Improvements to <=>

on under c++
21 minute read
This post is part of the series 'operator<=>':
  1. Improvements to <=>
  2. Conditionally implementing spaceship
  3. Unconditionally implementing spaceship

Last week, the C++ Standards Committee met in San Diego to work on C++20. One of my own main goals was to discuss two papers I wrote making improvements to a new language feature for C++20: operator <=>, also known as the three-way comparison operator but better known as the spaceship operator. There were two serious problems with spaceship that I set out to address: performance and usability. I wanted to take the time to describe the problems I’m trying to solve, my solutions to them, what the committee thought about both, and what could happen in the future.

P1185: <=> != ==

David Stone was the first person that pointed out that there are some performance issues with the spaceship operator, in what would eventually become P1190: I did not order this! Why is it on my bill?. Here is a short description of the problem.
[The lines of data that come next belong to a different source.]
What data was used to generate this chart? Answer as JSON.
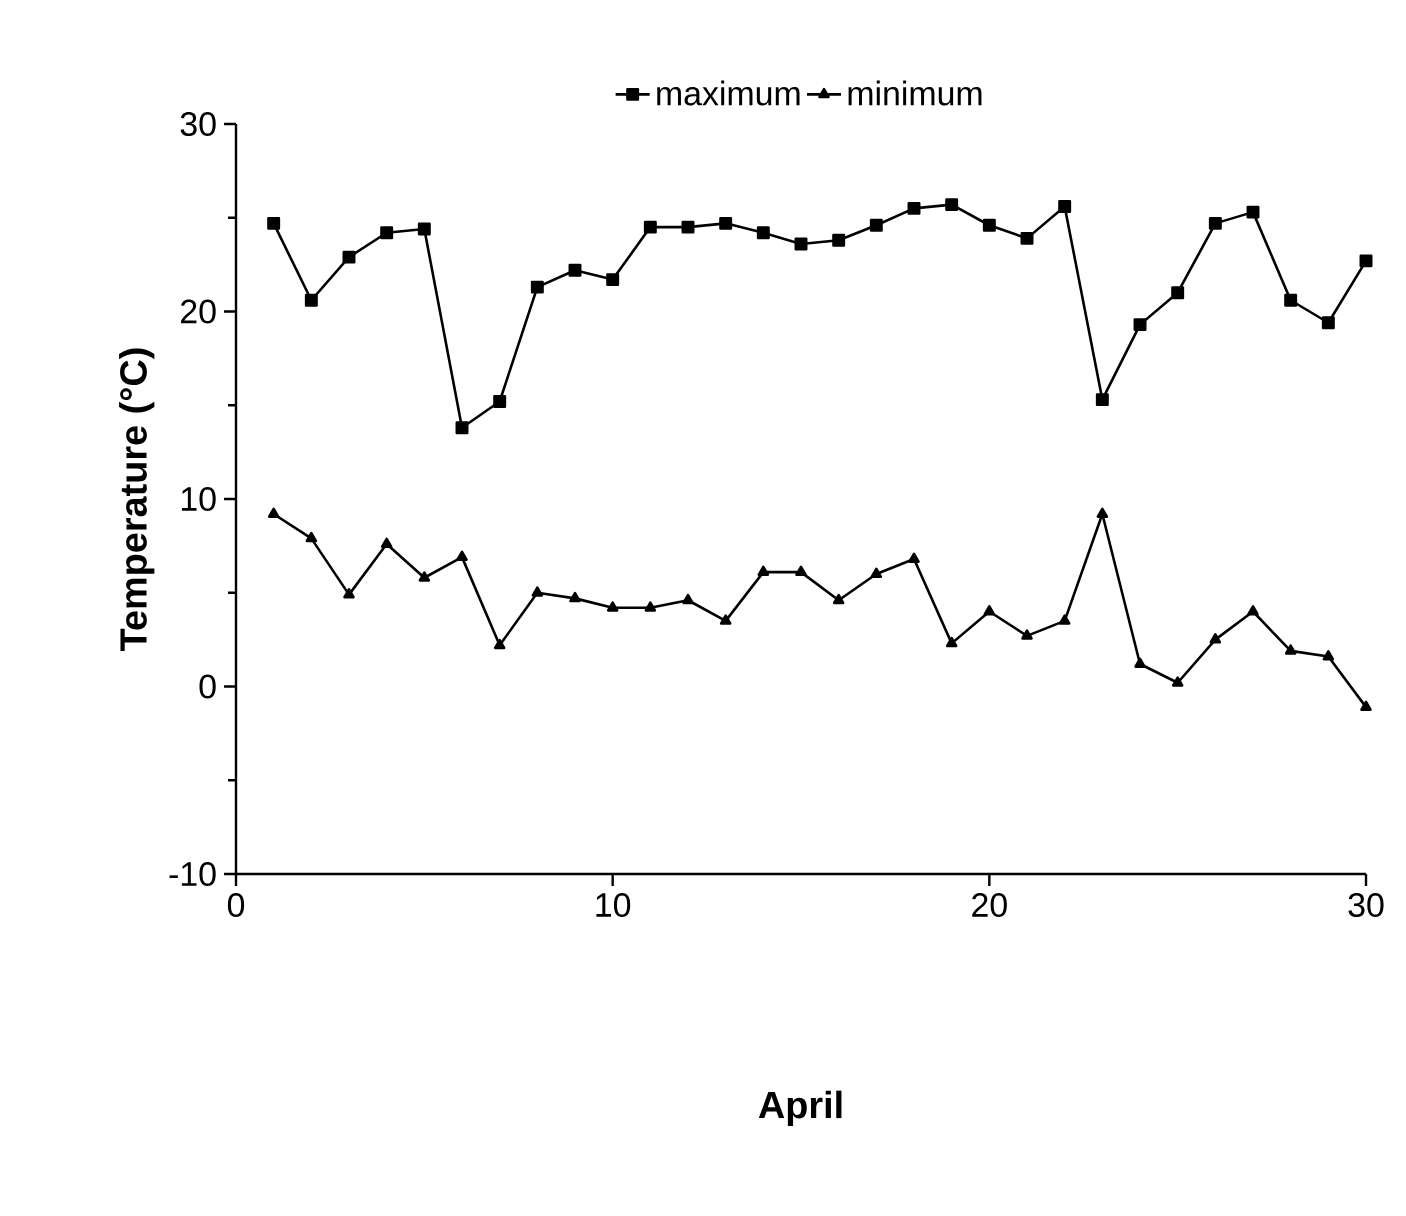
{
  "chart_data": {
    "type": "line",
    "xlabel": "April",
    "ylabel": "Temperature (°C)",
    "x": [
      1,
      2,
      3,
      4,
      5,
      6,
      7,
      8,
      9,
      10,
      11,
      12,
      13,
      14,
      15,
      16,
      17,
      18,
      19,
      20,
      21,
      22,
      23,
      24,
      25,
      26,
      27,
      28,
      29,
      30
    ],
    "series": [
      {
        "name": "maximum",
        "color": "#000000",
        "marker": "square",
        "values": [
          24.7,
          20.6,
          22.9,
          24.2,
          24.4,
          13.8,
          15.2,
          21.3,
          22.2,
          21.7,
          24.5,
          24.5,
          24.7,
          24.2,
          23.6,
          23.8,
          24.6,
          25.5,
          25.7,
          24.6,
          23.9,
          25.6,
          15.3,
          19.3,
          21.0,
          24.7,
          25.3,
          20.6,
          19.4,
          22.7
        ]
      },
      {
        "name": "minimum",
        "color": "#000000",
        "marker": "triangle",
        "values": [
          9.2,
          7.9,
          4.9,
          7.6,
          5.8,
          6.9,
          2.2,
          5.0,
          4.7,
          4.2,
          4.2,
          4.6,
          3.5,
          6.1,
          6.1,
          4.6,
          6.0,
          6.8,
          2.3,
          4.0,
          2.7,
          3.5,
          9.2,
          1.2,
          0.2,
          2.5,
          4.0,
          1.9,
          1.6,
          -1.1
        ]
      }
    ],
    "xlim": [
      0,
      30
    ],
    "xticks": [
      0,
      10,
      20,
      30
    ],
    "ylim": [
      -10,
      30
    ],
    "yticks": [
      -10,
      0,
      10,
      20,
      30
    ],
    "grid": false,
    "legend": "top",
    "line_style": "solid"
  }
}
Consider a type like std::vector<T>. Since the promise of <=> is that we only have to write one operator function instead of six operator functions, it is quite tempting to just scrap the ones we have and write this (simplified to just assume strong_ordering for the purposes of this example):

template<typename T>
strong_ordering operator<=>(vector<T> const& lhs,
                            vector<T> const& rhs)
{
    size_t min_size = min(lhs.size(), rhs.size());
    for (size_t i = 0; i != min_size; ++i) {
        if (auto const cmp = lhs[i] <=> rhs[i]; cmp != 0) {
            return cmp;
        }
    }
    return lhs.size() <=> rhs.size();
}

In many ways, this is really nice. It’s pretty short, easy to follow, gives us the correct answer for every test. And for ordering, it’s as good as you can get. But it turns out it’s pretty bad for equality. Because for types like vector, you can short-circuit: two vectors that have different sizes are clearly unequal, you don’t have to even look at any of the elements. We definitely want to provide an ==, but this is just something we have to know and be very vigilant about doing - because == with just spaceship (a) compiles and (b) gives the correct answer. But okay, we’re C++ programmers, we can be vigilant, so let’s write that:

template<typename T>
bool operator==(vector<T> const& lhs, vector<T> const& rhs)
{
    // short-circuit on size early
    const size_t size = lhs.size();
    if (size != rhs.size()) {
        return false;
    }

    for (size_t i = 0; i != size; ++i) {
        // use ==, not <=>, in all nested comparisons
        if (!(lhs[i] == rhs[i])) {
            return false;
        }
    }

    return true;
}

Actually, this still isn’t enough, because while we get fast ==, we will end up with slow !=… because v1 != v2 will end up doing (v1 <=> v2) != 0 per the rules in the working draft, so we also have to provide an operator!=() that just calls ==.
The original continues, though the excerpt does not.